The Greening of America
- Hardcover edition
- Author: Charles A. Reich
- Language: English
- Subject: Sociology
- Genre: Non-fiction
- Publisher: Random House
- Publication date: 1970
- Publication place: United States
- Media type: Print, e-book
- Pages: 399 pp. (hardcover)
- Followed by: Garcia: A Signpost to New Space

= The Greening of America =

Book written by Charles Reich in 1970 on the counterculture in the United States

The Greening of America is a 1970 book by Charles A. Reich. It is a paean to the counterculture of the 1960s and its values. Excerpts first appeared as an essay in the September 26, 1970 issue of The New Yorker.

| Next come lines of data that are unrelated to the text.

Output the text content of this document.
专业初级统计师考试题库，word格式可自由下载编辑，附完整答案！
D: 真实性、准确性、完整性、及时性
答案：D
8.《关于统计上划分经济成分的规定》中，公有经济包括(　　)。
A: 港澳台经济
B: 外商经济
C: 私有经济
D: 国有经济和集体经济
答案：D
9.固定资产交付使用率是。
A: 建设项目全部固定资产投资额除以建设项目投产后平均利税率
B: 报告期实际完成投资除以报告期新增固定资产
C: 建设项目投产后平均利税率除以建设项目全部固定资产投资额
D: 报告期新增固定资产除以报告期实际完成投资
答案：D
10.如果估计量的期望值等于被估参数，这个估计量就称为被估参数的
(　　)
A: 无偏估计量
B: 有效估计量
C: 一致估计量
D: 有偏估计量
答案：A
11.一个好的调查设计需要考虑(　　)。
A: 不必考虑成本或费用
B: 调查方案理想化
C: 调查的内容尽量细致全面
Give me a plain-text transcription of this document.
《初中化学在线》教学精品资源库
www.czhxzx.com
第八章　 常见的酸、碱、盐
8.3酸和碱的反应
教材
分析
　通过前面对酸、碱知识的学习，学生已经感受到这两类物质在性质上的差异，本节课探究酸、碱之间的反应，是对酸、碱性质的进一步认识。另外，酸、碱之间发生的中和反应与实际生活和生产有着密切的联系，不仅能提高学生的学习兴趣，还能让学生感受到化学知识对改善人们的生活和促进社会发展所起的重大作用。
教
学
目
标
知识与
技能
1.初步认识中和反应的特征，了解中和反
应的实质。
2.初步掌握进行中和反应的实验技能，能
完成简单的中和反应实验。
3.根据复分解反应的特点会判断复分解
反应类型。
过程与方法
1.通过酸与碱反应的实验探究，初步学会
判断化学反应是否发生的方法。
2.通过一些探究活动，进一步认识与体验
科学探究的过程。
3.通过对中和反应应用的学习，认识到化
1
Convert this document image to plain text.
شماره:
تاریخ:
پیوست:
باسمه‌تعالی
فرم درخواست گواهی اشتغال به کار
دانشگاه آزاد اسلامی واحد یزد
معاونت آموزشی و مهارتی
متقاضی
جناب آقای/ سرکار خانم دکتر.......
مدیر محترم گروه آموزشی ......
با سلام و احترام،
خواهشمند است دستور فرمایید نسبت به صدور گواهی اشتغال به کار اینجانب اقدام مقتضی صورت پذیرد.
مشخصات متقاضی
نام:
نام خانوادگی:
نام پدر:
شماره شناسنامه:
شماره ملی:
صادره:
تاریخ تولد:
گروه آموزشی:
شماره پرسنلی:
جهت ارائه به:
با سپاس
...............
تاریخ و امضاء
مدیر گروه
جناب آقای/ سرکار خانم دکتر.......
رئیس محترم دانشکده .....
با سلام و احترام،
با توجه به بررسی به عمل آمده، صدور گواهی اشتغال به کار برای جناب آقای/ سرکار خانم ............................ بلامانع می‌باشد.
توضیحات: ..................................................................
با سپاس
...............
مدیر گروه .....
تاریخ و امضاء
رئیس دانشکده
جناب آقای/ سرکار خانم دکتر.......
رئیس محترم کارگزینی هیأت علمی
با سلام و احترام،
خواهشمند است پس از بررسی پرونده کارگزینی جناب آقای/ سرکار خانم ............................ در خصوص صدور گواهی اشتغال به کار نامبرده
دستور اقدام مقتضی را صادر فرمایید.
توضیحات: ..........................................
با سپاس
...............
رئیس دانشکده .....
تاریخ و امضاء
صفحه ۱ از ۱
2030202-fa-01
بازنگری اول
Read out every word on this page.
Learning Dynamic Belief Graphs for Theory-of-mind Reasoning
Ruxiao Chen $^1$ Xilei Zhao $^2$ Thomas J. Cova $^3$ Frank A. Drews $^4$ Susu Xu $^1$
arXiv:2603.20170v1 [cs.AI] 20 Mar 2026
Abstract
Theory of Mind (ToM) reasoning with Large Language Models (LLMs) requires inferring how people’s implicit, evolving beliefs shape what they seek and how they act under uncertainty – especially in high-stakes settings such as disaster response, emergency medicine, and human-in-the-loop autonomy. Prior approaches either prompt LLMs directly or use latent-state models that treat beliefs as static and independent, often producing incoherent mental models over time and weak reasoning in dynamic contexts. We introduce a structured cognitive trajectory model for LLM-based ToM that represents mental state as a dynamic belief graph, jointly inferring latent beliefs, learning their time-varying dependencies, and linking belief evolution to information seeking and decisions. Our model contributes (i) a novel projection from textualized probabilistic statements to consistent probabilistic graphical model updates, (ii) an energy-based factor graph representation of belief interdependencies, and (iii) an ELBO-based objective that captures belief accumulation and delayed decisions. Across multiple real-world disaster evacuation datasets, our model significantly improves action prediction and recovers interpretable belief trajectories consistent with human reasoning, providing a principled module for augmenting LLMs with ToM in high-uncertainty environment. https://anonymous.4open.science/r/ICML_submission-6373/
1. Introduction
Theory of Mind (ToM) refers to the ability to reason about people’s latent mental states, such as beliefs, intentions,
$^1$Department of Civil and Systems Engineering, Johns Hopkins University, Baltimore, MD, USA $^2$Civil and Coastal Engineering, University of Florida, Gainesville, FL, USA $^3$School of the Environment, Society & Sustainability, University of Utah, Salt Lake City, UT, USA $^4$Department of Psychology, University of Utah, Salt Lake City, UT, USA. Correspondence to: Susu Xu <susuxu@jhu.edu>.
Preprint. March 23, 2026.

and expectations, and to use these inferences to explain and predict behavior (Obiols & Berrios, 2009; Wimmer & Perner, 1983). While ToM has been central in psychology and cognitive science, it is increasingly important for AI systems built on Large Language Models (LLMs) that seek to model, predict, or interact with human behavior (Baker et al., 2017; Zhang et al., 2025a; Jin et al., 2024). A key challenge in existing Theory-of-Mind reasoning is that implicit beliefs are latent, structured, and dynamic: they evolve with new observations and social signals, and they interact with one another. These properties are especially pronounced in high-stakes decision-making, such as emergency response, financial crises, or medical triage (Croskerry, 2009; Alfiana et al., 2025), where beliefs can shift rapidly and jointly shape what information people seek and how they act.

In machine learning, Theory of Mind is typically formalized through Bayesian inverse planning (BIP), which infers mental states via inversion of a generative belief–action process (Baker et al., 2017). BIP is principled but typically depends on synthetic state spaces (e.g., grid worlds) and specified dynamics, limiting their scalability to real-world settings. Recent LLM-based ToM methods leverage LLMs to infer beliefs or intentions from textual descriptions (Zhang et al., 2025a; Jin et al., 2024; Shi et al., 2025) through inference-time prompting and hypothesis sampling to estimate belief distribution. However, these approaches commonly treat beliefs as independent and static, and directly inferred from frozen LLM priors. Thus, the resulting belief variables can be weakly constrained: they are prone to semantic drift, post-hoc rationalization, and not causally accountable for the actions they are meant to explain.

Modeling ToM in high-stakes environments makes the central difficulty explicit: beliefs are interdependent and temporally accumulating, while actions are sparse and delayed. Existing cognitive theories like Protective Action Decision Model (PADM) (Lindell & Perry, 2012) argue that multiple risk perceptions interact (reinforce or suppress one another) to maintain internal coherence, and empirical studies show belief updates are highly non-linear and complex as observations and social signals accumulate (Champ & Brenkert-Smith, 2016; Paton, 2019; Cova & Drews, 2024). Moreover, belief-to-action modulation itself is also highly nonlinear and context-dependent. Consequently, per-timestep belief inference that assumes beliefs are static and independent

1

The book was originally published by Random House.

==Overview==
The book's argument rests on three separate types of world view:

- "Consciousness I" applies to the typical values and opinions of rural farmers and small businesspeople which dominated society in 19th century America.
- "Consciousness II" represents a viewpoint of "an organizational society", featuring meritocracy and improvement through various large institutions, the ethos of the New Deal, World War II and the 1950s Silent Generation.
- "Consciousness III" represents the worldview of the 1960s counterculture, focusing on personal freedom, egalitarianism, and recreational drugs.

The book mixed sociological analysis with panegyrics to rock music, cannabis, and blue jeans, arguing that these fashions embodied a fundamental social shift.

==Bestseller==
The book was a best-seller in 1970 and 1971, and topped the New York Times Best Seller list on December 27, 1970, and other weeks.